Support Questions

Find answers, ask questions, and share your expertise

Groceries - Supersied algorithm proposal in Spark 1.6

avatar
Contributor

Hi experts,

Having a dataset with information about the customer and the products that they buy from a set of supermarkets:

- Customer_ID

- Transaction_Number

- Store_ID

- Product_Name

- Transaction_Date

- Product_Value

Which supervisied algorithm did you recommend to create a use case in Spark 1.6?

I'm very new at this topic 🙂

Many thanks!!

1 ACCEPTED SOLUTION

avatar

@Johnny Fugers

This could go a few different ways depending on the business objective. Is there a reason why you are asking about a supervised approach? If you are open to any ML approach, here's what I'd recommend...

Recommendation Engine: The first thing that comes to mind is to use a recommendation engine. In spark 1.6, there's a collaborative filtering algorithm. This algorithm makes a recommendation based on a user's behavior and their similarity to other users.

Frequent Patterns: Another interesting option, would be to perform frequent pattern mining. This examples provides a way to identify frequent item sets and association rules.

Clustering: There are several additional clustering algorithms in Spark, which you can leverage to identify similar customer cohorts. You could also look to identify the total value of these cohorts based on their overall spending, or you could try to identify who they are based on purchases (i.e. single adults, elderly, parents, etc.).

You might also want to check out time series analysis / forecasting if you want to predict spending, growth/seasonal patterns, etc.

So most of my recommendations are to use an unsupervised approach, but that is what is a good fit for this type of data and use cases similar to this.

..If you'd prefer to take a supervised approach, you could always use a decision tree, random forest, or similar and try to predict the purchase value based on store, time of day, day of week, customer, and maybe even through in a customer segment variable (which you can derive using the above approach 🙂 ).

View solution in original post

5 REPLIES 5

avatar
Expert Contributor

A typical use-case for this sort of data would be to recommend items to a customer, based on what similar customers have purchased.

In 2001, Amazon introduced item-based collaborative filtering and it's still popular today. This short, and very accessible IEEE paper describes the technique.

There's a good practical example of collaborative filtering in the Spark docs: https://spark.apache.org/docs/1.6.2/mllib-collaborative-filtering.html

avatar
Contributor

@Alex Woolford thanks :).do you recommend apply collective filtering with association rules? Imagine that I Predict that Customer A will buy product 1 and I discover that Who buys products 1 also buy product 2, so I can recommend to customer A the products 1 and 2...do you think that this a good approach?

avatar

@Johnny Fugers

This could go a few different ways depending on the business objective. Is there a reason why you are asking about a supervised approach? If you are open to any ML approach, here's what I'd recommend...

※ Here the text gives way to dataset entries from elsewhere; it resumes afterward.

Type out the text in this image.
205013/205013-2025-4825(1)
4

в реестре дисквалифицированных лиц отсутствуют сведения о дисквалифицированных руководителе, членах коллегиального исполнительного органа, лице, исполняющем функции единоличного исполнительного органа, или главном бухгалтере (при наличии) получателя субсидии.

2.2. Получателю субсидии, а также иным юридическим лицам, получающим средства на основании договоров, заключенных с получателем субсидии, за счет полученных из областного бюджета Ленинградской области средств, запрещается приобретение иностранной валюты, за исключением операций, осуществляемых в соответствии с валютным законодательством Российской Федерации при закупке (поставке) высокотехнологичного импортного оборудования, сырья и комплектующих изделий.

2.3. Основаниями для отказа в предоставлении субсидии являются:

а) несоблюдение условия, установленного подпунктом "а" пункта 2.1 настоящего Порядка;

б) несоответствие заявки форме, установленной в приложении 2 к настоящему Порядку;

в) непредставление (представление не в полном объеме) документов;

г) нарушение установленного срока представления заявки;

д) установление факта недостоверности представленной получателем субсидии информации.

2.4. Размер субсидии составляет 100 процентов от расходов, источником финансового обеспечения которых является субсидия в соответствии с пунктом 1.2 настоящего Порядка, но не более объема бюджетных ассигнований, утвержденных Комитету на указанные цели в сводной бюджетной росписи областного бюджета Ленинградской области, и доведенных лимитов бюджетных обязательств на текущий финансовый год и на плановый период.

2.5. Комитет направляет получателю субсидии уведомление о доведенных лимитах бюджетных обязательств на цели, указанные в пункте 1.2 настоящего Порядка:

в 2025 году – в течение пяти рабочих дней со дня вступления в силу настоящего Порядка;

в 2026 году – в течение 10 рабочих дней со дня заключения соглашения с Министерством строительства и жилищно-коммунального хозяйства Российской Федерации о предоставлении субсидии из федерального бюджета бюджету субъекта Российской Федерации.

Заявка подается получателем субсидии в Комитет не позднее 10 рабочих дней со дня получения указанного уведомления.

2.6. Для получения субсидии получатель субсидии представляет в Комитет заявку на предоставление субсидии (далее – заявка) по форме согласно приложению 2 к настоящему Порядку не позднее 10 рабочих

Recommendation Engine: The first thing that comes to mind is to use a recommendation engine. In spark 1.6, there's a collaborative filtering algorithm. This algorithm makes a recommendation based on a user's behavior and their similarity to other users.

Frequent Patterns: Another interesting option, would be to perform frequent pattern mining. This examples provides a way to identify frequent item sets and association rules.

Clustering: There are several additional clustering algorithms in Spark, which you can leverage to identify similar customer cohorts. You could also look to identify the total value of these cohorts based on their overall spending, or you could try to identify who they are based on purchases (i.e. single adults, elderly, parents, etc.).

You might also want to check out time series analysis / forecasting if you want to predict spending, growth/seasonal patterns, etc.

So most of my recommendations are to use an unsupervised approach, but that is what is a good fit for this type of data and use cases similar to this.

..If you'd prefer to take a supervised approach, you could always use a decision tree, random forest, or similar and try to predict the purchase value based on store, time of day, day of week, customer, and maybe even through in a customer segment variable (which you can derive using the above approach 🙂 ).

avatar
Contributor

@Dan Zaratsian many thanks for your response:) When you mean Predict purchase is like "person 1 will by products A and B"?

avatar

@Johnny Fugers In this context, "predicting purchase", could mean a few different things (and ways that we could go about it). For example, if you are interested in predicting whether person 1 will purchase product A, then you can look their purchase history and/or you can look at similar purchases across a segment of customers.

In the first scenario, you are basically working with probabilities (i.e. If I buy peanut butter every time I go to the store, then there's a high probability that I'll buy it on my next visit). Your predictive model should also take in to consideration other factors such as time of day, month (seasonality), storesID, etc. If you create a model for every customer, this could get expensive from a compute standpoint, so that is why many organizations segment customers into groups/cohorts based on behavior similarities. Predictive models are then built against these segments.

A second approach would be to use market basket analysis. For example, when customer A purchases cereal, how likely are they to purchase milk. This factors in purchases across a segment of customers to look for "baskets" of similar purchases.